Description
This is a finance pretrained pipeline that will help you split long financial documents into smaller sections. To do that, it detects Headers and Subheaders of different sections. You can then use the beginning and end information in the metadata to retrieve the text between those headers.
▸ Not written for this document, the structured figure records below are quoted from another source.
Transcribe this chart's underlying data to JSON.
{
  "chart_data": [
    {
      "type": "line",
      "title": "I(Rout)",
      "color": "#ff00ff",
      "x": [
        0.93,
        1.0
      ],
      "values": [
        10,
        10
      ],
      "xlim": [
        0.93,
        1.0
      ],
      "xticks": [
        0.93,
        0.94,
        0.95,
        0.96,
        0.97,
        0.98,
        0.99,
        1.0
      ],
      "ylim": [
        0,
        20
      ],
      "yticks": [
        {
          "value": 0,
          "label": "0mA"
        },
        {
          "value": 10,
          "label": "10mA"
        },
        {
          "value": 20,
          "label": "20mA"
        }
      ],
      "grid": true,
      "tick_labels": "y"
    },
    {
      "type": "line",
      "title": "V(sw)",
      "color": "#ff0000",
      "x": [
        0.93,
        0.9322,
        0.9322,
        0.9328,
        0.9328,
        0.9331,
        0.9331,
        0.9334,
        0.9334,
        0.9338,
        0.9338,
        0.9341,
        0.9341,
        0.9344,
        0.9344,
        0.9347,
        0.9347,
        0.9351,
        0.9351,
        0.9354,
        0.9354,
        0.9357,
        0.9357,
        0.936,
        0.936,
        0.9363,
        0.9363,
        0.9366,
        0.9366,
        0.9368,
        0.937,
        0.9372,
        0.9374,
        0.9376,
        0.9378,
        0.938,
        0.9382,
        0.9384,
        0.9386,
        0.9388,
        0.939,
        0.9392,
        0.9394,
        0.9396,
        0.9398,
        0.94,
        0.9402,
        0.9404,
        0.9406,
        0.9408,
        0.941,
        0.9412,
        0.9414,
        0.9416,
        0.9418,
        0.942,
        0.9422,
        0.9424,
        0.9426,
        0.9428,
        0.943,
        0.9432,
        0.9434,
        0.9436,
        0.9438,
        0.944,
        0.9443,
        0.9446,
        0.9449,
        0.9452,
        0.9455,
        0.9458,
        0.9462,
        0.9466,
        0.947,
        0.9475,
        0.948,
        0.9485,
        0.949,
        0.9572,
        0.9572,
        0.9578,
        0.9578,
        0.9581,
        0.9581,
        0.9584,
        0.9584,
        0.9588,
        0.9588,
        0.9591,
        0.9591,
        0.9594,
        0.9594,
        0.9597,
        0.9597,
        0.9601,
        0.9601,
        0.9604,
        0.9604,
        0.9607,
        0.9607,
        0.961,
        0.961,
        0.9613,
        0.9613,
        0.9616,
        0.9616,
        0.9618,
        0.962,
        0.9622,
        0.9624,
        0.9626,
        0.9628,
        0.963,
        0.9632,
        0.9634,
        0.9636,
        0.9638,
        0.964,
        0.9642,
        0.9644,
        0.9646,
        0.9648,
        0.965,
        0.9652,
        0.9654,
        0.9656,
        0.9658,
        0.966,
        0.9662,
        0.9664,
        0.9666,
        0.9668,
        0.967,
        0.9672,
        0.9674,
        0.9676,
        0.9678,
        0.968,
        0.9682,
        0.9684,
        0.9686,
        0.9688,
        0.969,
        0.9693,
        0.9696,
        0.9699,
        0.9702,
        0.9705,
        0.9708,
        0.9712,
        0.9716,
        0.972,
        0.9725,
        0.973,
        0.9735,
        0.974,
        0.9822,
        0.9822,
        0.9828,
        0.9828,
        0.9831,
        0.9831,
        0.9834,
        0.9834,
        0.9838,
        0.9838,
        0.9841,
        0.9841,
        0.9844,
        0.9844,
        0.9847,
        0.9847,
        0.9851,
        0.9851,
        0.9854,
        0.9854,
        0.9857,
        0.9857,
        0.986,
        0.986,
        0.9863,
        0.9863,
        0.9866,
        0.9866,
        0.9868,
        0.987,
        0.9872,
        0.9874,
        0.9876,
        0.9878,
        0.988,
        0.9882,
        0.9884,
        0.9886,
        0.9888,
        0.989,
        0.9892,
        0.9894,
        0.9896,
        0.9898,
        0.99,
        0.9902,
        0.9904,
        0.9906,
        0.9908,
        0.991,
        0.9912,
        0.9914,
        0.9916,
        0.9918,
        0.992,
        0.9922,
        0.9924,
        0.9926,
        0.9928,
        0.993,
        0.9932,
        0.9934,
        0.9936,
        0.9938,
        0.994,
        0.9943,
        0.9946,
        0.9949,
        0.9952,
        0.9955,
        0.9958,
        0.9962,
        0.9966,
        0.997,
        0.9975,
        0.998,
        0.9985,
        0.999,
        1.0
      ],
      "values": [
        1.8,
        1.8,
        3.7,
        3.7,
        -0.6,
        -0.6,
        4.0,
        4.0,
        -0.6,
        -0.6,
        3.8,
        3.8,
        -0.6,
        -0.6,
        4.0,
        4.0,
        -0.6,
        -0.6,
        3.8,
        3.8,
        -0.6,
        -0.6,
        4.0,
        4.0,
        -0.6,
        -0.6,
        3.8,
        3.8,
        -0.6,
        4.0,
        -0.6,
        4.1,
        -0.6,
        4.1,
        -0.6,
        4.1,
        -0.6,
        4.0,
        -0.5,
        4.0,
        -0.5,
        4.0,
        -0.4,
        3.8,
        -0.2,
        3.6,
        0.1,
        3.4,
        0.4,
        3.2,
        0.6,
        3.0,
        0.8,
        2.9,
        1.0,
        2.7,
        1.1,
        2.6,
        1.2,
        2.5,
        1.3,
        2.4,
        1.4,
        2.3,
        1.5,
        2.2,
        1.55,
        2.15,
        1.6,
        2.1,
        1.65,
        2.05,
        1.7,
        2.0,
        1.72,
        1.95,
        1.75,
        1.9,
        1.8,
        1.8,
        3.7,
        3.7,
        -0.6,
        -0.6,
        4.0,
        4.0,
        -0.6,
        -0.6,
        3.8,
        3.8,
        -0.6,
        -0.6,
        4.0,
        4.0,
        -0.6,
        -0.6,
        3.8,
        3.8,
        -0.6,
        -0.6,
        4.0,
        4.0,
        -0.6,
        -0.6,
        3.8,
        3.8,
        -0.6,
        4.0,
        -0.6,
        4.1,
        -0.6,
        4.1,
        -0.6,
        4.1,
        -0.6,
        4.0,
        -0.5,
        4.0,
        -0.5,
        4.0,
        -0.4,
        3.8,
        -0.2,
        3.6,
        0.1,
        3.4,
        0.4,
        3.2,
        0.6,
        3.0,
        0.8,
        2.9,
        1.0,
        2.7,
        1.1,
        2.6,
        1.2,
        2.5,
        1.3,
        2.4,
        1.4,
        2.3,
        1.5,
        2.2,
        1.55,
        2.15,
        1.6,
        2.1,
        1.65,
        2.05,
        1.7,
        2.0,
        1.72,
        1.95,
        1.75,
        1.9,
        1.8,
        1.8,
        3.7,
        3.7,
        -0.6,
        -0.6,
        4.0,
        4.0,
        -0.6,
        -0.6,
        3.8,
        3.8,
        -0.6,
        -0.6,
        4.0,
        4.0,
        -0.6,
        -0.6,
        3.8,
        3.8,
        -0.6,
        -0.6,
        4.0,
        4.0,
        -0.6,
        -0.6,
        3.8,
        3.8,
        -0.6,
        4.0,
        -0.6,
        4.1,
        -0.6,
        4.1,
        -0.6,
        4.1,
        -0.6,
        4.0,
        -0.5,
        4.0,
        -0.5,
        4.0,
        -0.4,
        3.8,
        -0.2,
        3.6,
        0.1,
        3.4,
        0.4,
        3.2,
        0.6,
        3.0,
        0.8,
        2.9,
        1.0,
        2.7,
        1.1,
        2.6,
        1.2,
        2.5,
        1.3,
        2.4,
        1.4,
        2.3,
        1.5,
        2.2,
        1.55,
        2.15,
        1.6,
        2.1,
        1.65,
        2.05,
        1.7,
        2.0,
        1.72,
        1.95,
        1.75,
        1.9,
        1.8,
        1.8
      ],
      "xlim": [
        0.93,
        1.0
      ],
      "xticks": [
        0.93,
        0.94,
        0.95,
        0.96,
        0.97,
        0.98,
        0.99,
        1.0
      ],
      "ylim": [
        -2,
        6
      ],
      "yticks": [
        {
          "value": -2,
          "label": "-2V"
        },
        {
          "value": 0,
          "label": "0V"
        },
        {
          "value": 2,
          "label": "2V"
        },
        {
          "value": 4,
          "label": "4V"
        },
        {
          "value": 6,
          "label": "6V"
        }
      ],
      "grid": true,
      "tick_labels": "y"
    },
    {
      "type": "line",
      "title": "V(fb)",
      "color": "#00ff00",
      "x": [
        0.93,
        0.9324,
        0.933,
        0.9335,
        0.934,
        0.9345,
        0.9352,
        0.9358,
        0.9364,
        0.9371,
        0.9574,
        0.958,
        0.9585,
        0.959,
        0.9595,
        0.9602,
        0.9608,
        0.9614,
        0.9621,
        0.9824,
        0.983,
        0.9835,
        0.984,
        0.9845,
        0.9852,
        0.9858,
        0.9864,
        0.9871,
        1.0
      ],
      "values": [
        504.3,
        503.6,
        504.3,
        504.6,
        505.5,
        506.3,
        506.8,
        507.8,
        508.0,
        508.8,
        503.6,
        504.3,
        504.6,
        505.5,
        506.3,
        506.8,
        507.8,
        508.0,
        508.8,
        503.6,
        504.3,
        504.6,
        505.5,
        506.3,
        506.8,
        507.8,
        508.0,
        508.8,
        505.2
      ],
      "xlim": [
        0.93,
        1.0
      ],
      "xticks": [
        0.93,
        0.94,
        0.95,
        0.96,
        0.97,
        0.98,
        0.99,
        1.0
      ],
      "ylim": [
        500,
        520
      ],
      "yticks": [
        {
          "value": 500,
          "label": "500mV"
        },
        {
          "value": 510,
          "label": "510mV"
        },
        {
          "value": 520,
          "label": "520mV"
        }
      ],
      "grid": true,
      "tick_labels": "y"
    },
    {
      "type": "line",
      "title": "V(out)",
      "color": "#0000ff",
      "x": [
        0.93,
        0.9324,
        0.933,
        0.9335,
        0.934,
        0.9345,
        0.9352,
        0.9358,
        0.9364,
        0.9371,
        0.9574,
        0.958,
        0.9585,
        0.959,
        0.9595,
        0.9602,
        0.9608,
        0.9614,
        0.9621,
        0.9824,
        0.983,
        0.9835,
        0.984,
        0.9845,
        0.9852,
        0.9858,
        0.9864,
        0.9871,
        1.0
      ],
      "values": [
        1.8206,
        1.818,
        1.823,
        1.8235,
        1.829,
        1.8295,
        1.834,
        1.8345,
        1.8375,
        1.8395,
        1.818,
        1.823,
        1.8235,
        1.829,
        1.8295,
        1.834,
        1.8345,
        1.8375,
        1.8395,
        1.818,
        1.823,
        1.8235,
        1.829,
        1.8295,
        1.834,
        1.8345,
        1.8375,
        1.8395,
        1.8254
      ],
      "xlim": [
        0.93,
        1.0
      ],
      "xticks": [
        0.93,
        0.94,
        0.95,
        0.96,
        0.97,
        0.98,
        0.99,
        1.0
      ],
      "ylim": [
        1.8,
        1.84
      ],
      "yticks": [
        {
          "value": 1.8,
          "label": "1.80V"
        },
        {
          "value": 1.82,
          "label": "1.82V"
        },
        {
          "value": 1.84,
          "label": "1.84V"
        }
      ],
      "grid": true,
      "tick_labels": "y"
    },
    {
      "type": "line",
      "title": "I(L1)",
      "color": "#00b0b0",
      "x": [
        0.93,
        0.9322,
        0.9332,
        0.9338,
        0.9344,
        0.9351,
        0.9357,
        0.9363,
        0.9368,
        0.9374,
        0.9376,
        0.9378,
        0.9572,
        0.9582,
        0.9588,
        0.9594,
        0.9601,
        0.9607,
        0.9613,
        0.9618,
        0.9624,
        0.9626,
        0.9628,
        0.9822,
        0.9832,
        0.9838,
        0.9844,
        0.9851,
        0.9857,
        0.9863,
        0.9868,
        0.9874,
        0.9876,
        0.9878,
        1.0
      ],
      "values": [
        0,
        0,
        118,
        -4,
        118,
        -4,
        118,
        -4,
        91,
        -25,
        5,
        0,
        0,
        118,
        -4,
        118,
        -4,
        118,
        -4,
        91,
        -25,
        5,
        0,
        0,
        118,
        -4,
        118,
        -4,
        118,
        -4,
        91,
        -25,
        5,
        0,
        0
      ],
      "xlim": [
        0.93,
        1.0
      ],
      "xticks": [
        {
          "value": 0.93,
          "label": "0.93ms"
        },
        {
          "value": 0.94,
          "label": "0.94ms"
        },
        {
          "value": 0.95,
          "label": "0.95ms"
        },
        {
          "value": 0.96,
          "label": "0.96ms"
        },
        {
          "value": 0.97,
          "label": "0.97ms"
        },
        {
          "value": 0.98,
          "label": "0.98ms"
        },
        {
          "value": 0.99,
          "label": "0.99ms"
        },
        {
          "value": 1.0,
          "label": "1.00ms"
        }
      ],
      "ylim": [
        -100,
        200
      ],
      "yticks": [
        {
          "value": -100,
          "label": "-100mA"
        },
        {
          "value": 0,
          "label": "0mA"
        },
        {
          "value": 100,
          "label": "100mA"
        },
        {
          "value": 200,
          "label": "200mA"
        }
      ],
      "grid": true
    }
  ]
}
PART I, PART II, etc are HEADERS Item 1, Item 2, etc are also HEADERS Item 1A, 2B, etc are SUBHEADERS 1., 2., 2.1, etc. are SUBHEADERS
How to use
finance_pipeline = nlp.PretrainedPipeline("finpipe_header_subheader", "en", "finance/models")
text = ["""
Item 2. Definitions.
For purposes of this Agreement, the following terms have the meanings ascribed thereto in this Section 1. 2. Appointment as Reseller.
Item 2A. Appointment.
The Company hereby [***]. Allscripts may also disclose Company's pricing information relating to its Merchant Processing Services and facilitate procurement of Merchant Processing Services on behalf of Sublicensed Customers, including, without limitation by references to such pricing information and Merchant Processing Services in Customer Agreements. 6
Item 2B. Customer Agreements."""]
result = finance_pipeline.annotate(text)
Results
| chunks | begin | end | entities |
|------------------------------:|------:|----:|----------:|
| Item 2. Definitions. | 1 | 21 | HEADER |
| Item 2A. Appointment. | 158 | 179 | SUBHEADER |
| Item 2B. Customer Agreements. | 538 | 566 | SUBHEADER |
Model Information
Model Name: | finpipe_header_subheader |
Type: | pipeline |
Compatibility: | Finance NLP 1.0.0+ |
License: | Licensed |
Edition: | Official |
Language: | en |
Size: | 23.6 KB |
Included Models
- DocumentAssembler
- TokenizerModel
- ContextualParserModel
- ContextualParserModel
- ChunkMergeModel